"Yes, I'm back," Henley said, rather curtly. "Anything strange about it?"

"Well, I was just wonderin'. Huh, in this day and time of new-fangled ways and doin's a body never knows what will happen. You'll certainly never know if you listen to talk." Wrinkle peered into the face of his stepson-in-law quite studiously for a moment, and with no little irritation Henley unfastened the hamestring with a downward jerk and began to remove the harness.

"What's the matter with you, anyway?" he asked. "Are you up to another one of your infernal jokes?"

"No, I hain't," Wrinkle puffed. "That one about the baby was my last one—on you, anyway. You took it like some old, peevish man, and sulked and looked crooked for a week. I've tried to study out just how that happened to go agin the grain so mighty awful, but I'm up agin a snag. No, Alf, you make the bread-and-butter for this shebang, and you work better when you hain't plagued. This time I come as a friend, and maybe adviser—I don't know, it is all owin' to how you'll feel about it. For all I know to the contrary, you may be as innocent as snow that hain't been walked on, and, if you are, you ought to know what is going on behind your back."

"Behind my back?" Henley jerked the words from him as he tossed the harness into the buggy and allowed his horse to find his stall unguided. "Well, what's going on behind my back?"

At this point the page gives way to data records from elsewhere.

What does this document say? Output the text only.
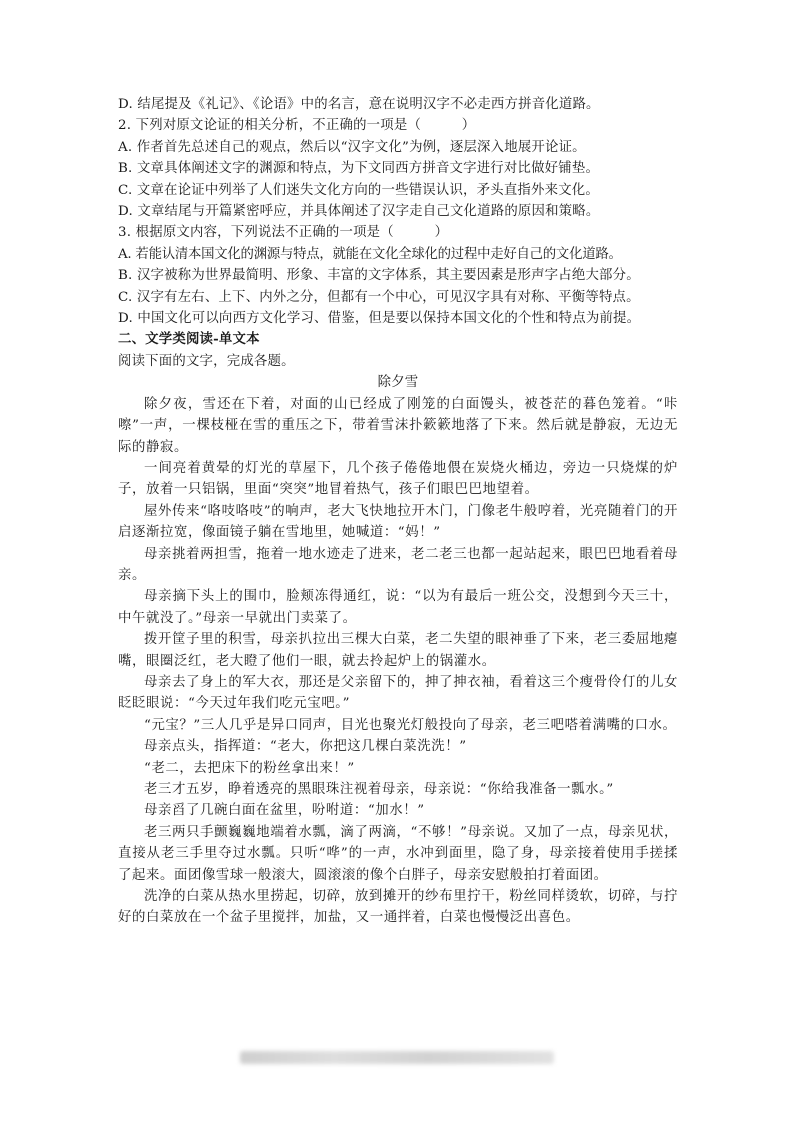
D. 结尾提及《礼记》、《论语》中的名言，意在说明汉字不必走西方拼音化道路。
2. 下列对原文论证的相关分析，不正确的一项是（　　　）
A. 作者首先总述自己的观点，然后以“汉字文化”为例，逐层深入地展开论证。
B. 文章具体阐述文字的渊源和特点，为下文同西方拼音文字进行对比做好铺垫。
C. 文章在论证中列举了人们迷失文化方向的一些错误认识，矛头直指外来文化。
D. 文章结尾与开篇紧密呼应，并具体阐述了汉字走自己文化道路的原因和策略。
3. 根据原文内容，下列说法不正确的一项是（　　　）
A. 若能认清本国文化的渊源与特点，就能在文化全球化的过程中走好自己的文化道路。
B. 汉字被称为世界最简明、形象、丰富的文字体系，其主要因素是形声字占绝大部分。
C. 汉字有左右、上下、内外之分，但都有一个中心，可见汉字具有对称、平衡等特点。
D. 中国文化可以向西方文化学习、借鉴，但是要以保持本国文化的个性和特点为前提。
二、文学类阅读-单文本
阅读下面的文字，完成各题。
除夕雪
除夕夜，雪还在下着，对面的山已经成了刚笼的白面馒头，被苍茫的暮色笼着。“咔嚓”一声，一棵枝桠在雪的重压之下，带着雪沫扑簌簌地落了下来。然后就是静寂，无边无际的静寂。
一间亮着黄晕的灯光的草屋下，几个孩子倦倦地偎在炭烧火桶边，旁边一只烧煤的炉子，放着一只铝锅，里面“突突”地冒着热气，孩子们眼巴巴地望着。
屋外传来“咯吱咯吱”的响声，老大飞快地拉开木门，门像老牛般哼着，光亮随着门的开启逐渐拉宽，像面镜子躺在雪地里，她喊道：“妈！”
母亲挑着两担雪，拖着一地水迹走了进来，老二老三也都一起站起来，眼巴巴地看着母亲。
母亲摘下头上的围巾，脸颊冻得通红，说：“以为有最后一班公交，没想到今天三十，中午就没了。”母亲一早就出门卖菜了。
拨开筐子里的积雪，母亲扒拉出三棵大白菜，老二失望的眼神垂了下来，老三委屈地瘪嘴，眼圈泛红，老大瞪了他们一眼，就去拎起炉上的锅灌水。
母亲去了身上的军大衣，那还是父亲留下的，抻了抻衣袖，看着这三个瘦骨伶仃的儿女眨眨眼说：“今天过年我们吃元宝吧。”
“元宝？”三人几乎是异口同声，目光也聚光灯般投向了母亲，老三吧嗒着满嘴的口水。
母亲点头，指挥道：“老大，你把这几棵白菜洗洗！”
“老二，去把床下的粉丝拿出来！”
老三才五岁，睁着透亮的黑眼珠注视着母亲，母亲说：“你给我准备一瓢水。”
母亲舀了几碗白面在盆里，吩咐道：“加水！”
老三两只手颤巍巍地端着水瓢，滴了两滴，“不够！”母亲说。又加了一点，母亲见状，直接从老三手里夺过水瓢。只听“哗”的一声，水冲到面里，隐了身，母亲接着使用手搓揉了起来。面团像雪球一般滚大，圆滚滚的像个白胖子，母亲安慰般拍打着面团。
洗净的白菜从热水里捞起，切碎，放到摊开的纱布里拧干，粉丝同样烫软，切碎，与拧好的白菜放在一个盆子里搅拌，加盐，又一通拌着，白菜也慢慢泛出喜色。
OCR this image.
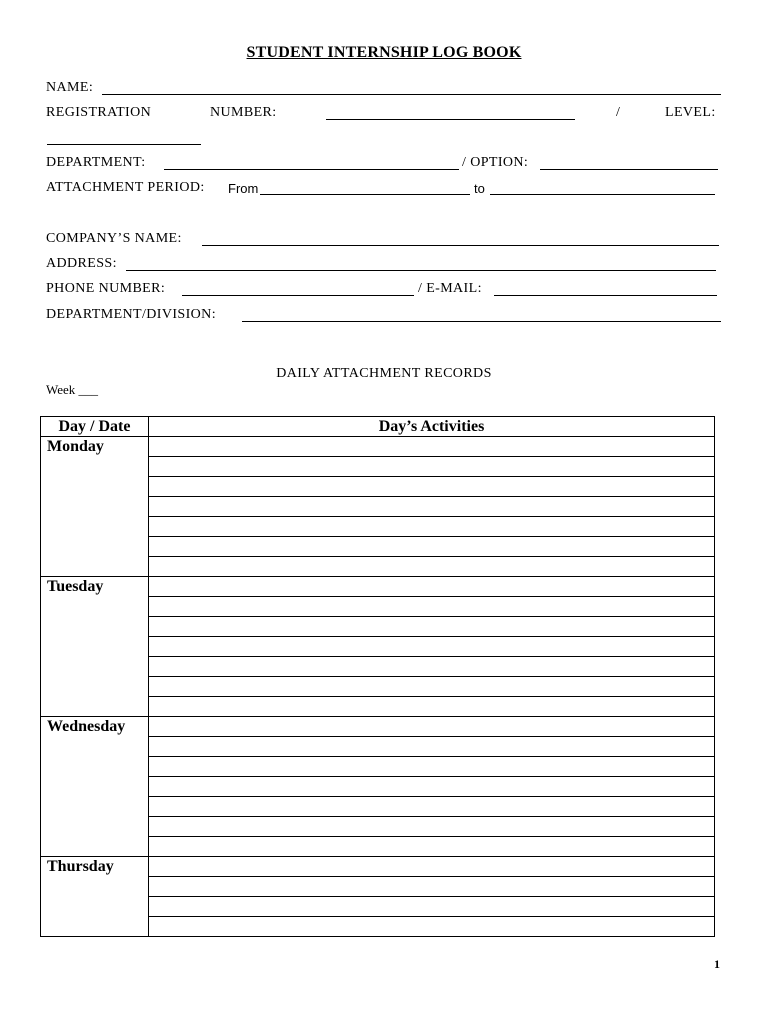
STUDENT INTERNSHIP LOG BOOK
NAME:
REGISTRATION	NUMBER:	/	LEVEL:
DEPARTMENT:	/ OPTION:
ATTACHMENT PERIOD: From	to
COMPANY’S NAME:
ADDRESS:
PHONE NUMBER:	/ E-MAIL:
DEPARTMENT/DIVISION:
DAILY ATTACHMENT RECORDS
Week ___
Day / Date	Day’s Activities
Monday	

Tuesday	

Wednesday	

Thursday	

1
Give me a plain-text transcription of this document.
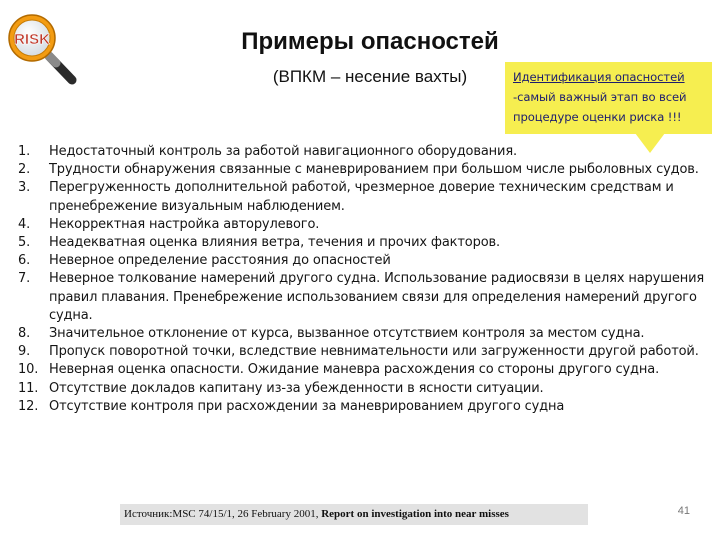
RISK	Примеры опасностей
(ВПКМ – несение вахты)	Идентификация опасностей
-самый важный этап во всей процедуре оценки риска !!!
1.	Недостаточный контроль за работой навигационного оборудования.
2.	Трудности обнаружения связанные с маневрированием при большом числе рыболовных судов.
3.	Перегруженность дополнительной работой, чрезмерное доверие техническим средствам и пренебрежение визуальным наблюдением.
4.	Некорректная настройка авторулевого.
5.	Неадекватная оценка влияния ветра, течения и прочих факторов.
6.	Неверное определение расстояния до опасностей
7.	Неверное толкование намерений другого судна. Использование радиосвязи в целях нарушения правил плавания. Пренебрежение использованием связи для определения намерений другого судна.
8.	Значительное отклонение от курса, вызванное отсутствием контроля за местом судна.
9.	Пропуск поворотной точки, вследствие невнимательности или загруженности другой работой.
10. Неверная оценка опасности. Ожидание маневра расхождения со стороны другого судна.
11. Отсутствие докладов капитану из-за убежденности в ясности ситуации.
12. Отсутствие контроля при расхождении за маневрированием другого судна
Источник:MSC 74/15/1, 26 February 2001, Report on investigation into near misses	41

Wrinkle sucked audibly at the stem of his pipe before he delivered himself into the eager expectancy that was massed between him and his companion. "Alf," he began, finally, "you've dealt with humanity, in one shape and another, enough to know that this is a sort of hide-bound community, and, well, you driv' off this mornin' with a good-lookin' young woman, didn't you?"

"Of course I did!" Henley retorted. "What of that?"

"You went toward Carlton, didn't you?"

"I went to Carlton," Henley answered, restraining an outburst with difficulty. "I took Miss Dixie over on—on business. It was transacted, and—"

"You didn't tell Hettie whar you was bound for?"